Courts weren’t buying it, for three main reasons:

  1. Verbatim reproduction. In multiple cases (NYT v. OpenAI, Bartz v. Anthropic), plaintiffs showed that models could reproduce substantial portions of copyrighted works. That undercuts the “transformative” argument significantly.

  2. Commercial revenue. Fair use is harder to claim when the use generates billions in revenue. These aren’t academic research projects — they’re commercial products competing in the market.

  3. Market competition. The US Copyright Office weighed in with guidance in May 2025 stating that when AI training competes with existing licensing opportunities for the original works, the fair use analysis tilts against the AI company. If a chatbot can summarize a news article, that competes with the newspaper’s subscription model.

The takeaway: fair use is not a blank check for commercial AI training. Companies that assumed otherwise are now paying for it — literally.

The opt-in revolution

The clearest trend across all of these cases is the shift from opt-out to opt-in.

Two years ago, the default was: your work is training data unless you actively object. Creators had to find opt-out forms, submit requests, and hope they were honored. Now, the legal and regulatory momentum is moving in the opposite direction. UMG v. Udio established opt-in for music. The Bartz settlement implies it for books. The EU case could codify it for all content under European law.

For AI companies, this means building licensing infrastructure — not just scraping infrastructure. For developers, it means the tools you use will increasingly come with data provenance documentation. Ask for it.

What this means for developers using AI tools

If you use AI coding assistants, chatbots, or generation tools in your workflow, here’s what to keep in mind:

  • Your AI-generated output may not be copyrightable. After Thaler v. Perlmutter, purely AI-generated work has no copyright protection in the US. If human creativity is part of the process, you’re in better shape — but the lines are still being drawn.

  • License compliance still matters. The Copilot settlement confirmed that training on open-source code doesn’t erase license obligations. If your AI tool suggests code that originated from a GPL project, you need to know about it. Check out our guide on open-source AI legal compliance.

  • Data provenance is your responsibility too. You may not have trained the model, but if you ship code or content generated by a model trained on infringing data, you could face downstream risk. Read more in our piece on AI code and data privacy.

  • Vendor transparency matters more than ever. The settlements are pushing AI companies toward disclosure about training data sources. Take advantage of that — and push for more. See our roundup of AI coding agents with strong privacy practices.

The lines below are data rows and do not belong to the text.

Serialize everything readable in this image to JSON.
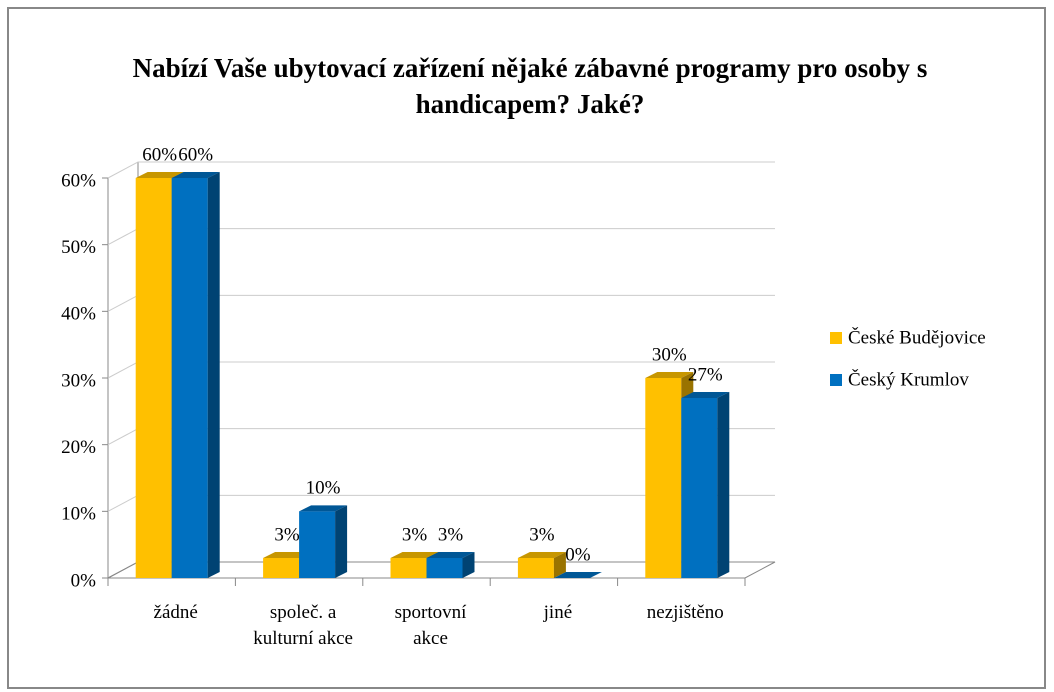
{
  "chart_data": {
    "type": "bar3d",
    "title": "Nabízí Vaše ubytovací  zařízení nějaké zábavné programy pro osoby s handicapem? Jaké?",
    "categories": [
      "žádné",
      "společ. a kulturní akce",
      "sportovní akce",
      "jiné",
      "nezjištěno"
    ],
    "series": [
      {
        "name": "České Budějovice",
        "color": "#ffc000",
        "values": [
          60,
          3,
          3,
          3,
          30
        ],
        "value_labels": [
          "60%",
          "3%",
          "3%",
          "3%",
          "30%"
        ]
      },
      {
        "name": "Český Krumlov",
        "color": "#0070c0",
        "values": [
          60,
          10,
          3,
          0,
          27
        ],
        "value_labels": [
          "60%",
          "10%",
          "3%",
          "0%",
          "27%"
        ]
      }
    ],
    "ylim": [
      0,
      60
    ],
    "yticks": [
      {
        "value": 0,
        "label": "0%"
      },
      {
        "value": 10,
        "label": "10%"
      },
      {
        "value": 20,
        "label": "20%"
      },
      {
        "value": 30,
        "label": "30%"
      },
      {
        "value": 40,
        "label": "40%"
      },
      {
        "value": 50,
        "label": "50%"
      },
      {
        "value": 60,
        "label": "60%"
      }
    ],
    "grid": true,
    "legend": "right"
  }
}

What to ask your AI vendor

Before you commit to (or renew) an AI tool, ask these questions:

  1. What data was used to train this model? Can they provide documentation or a data card?
  2. Do you have licenses for the training data? Especially for code, text, and creative works.
  3. What filtering or attribution mechanisms are in place? Post-Copilot settlement, this is table stakes.
  4. What’s your indemnification policy? If your output infringes on someone’s copyright, who’s liable?
  5. How do you handle data retention? Understanding AI data retention policies is critical for compliance.
  6. Are you compliant with EU regulations? If you operate in or serve European users, the Like Company v. Google ruling could change the landscape overnight.

The legal ground is still shifting, but the direction is clear: more transparency, more licensing, more accountability. The developers and companies that get ahead of this now will be in the strongest position when the dust settles.